Artificial intelligence is no longer a future consideration for sports betting. It’s already embedded across product development, data operations, marketing, and risk management. The discussion at ICE Barcelona’s Sport Leaders Conference reflected a shift in focus from whether AI should be used to how it should be applied responsibly, efficiently, and with clear intent.
Executives on the panel, representing Sportradar, Entain, Kaizen Gaming, Deloitte, and BetConstruct, spoke less about breakthrough features and more about discipline in execution. AI is enabling faster product development, but speed alone is not a differentiator. The advantage increasingly comes from how quickly teams can test, learn, and act on data once a feature is live.
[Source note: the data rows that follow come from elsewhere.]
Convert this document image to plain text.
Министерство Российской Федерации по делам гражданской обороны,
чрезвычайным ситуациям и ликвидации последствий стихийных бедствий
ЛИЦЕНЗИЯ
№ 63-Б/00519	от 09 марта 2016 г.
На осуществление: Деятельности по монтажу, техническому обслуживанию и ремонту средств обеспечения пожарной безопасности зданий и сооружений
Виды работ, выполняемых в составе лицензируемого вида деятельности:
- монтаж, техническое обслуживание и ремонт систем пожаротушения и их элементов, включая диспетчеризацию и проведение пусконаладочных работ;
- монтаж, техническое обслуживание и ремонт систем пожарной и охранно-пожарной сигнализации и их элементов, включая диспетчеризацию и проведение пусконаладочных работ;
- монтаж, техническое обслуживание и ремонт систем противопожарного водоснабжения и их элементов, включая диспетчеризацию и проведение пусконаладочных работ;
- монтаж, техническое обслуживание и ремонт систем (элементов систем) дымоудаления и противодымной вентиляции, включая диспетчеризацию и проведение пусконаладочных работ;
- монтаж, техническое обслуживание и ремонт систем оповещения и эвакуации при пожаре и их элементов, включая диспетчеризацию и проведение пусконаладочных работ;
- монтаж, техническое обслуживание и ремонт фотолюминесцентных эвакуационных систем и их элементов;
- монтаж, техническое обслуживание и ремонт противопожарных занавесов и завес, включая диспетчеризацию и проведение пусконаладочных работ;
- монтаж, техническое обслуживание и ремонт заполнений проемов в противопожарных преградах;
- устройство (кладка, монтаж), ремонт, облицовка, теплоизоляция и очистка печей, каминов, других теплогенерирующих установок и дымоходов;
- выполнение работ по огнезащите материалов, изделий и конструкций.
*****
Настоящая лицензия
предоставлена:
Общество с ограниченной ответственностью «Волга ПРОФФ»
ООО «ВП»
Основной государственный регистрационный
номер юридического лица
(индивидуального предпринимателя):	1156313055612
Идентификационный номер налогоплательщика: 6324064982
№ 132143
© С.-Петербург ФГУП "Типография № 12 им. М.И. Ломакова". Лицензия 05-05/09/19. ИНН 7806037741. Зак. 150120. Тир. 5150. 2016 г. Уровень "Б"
One recurring theme was experience design. Recent experimentation with broadcast partners highlighted the challenge of determining how much live data and contextual information, along with visual overlays, should be presented during a sporting event. The conclusion wasn’t that more data improves engagement, but that relevance matters. Viewer expectations vary widely, particularly across age groups, and AI’s value lies in its ability to adapt, rather than standardize, experiences.
Panelists also emphasized that AI’s most measurable impact today is still internal. Automation of manual processes and decision support systems are delivering clear efficiency gains. Customer-facing applications, particularly personalization and engagement, are progressing more gradually. These use cases often require longer testing cycles and new measurement frameworks to evaluate success.
Personalization was discussed with caution. While AI enables deeper insight into customer behavior, speakers agreed that effective engagement sometimes means reducing, not increasing, interaction. Responsible application was framed as a product-design consideration, not a regulatory afterthought, with safeguards most effective when built into systems from the outset.
Measuring return on investment remains uneven. Cost savings and productivity improvements are easier to quantify than behavioral change or long-term retention. Several panelists noted that traditional metrics may not fully capture AI’s impact, particularly as user habits evolve. As a result, many organizations are relying on a mix of simulation, controlled testing, and qualitative feedback alongside standard performance data.
Despite the scale of technological change underway, the panel agreed on one boundary. AI can reshape how betting products are built and delivered, but it doesn’t change the fundamental nature of sports. Live competition remains a human experience and technology’s role is to support that engagement, rather than replace it.
As the industry moves forward, the conversation at ICE suggested a period of consolidation, rather than acceleration. The next phase of AI adoption will be defined less by novelty and more by operational maturity, clearer measurement, and disciplined product decisions that align technology capability with audience expectations.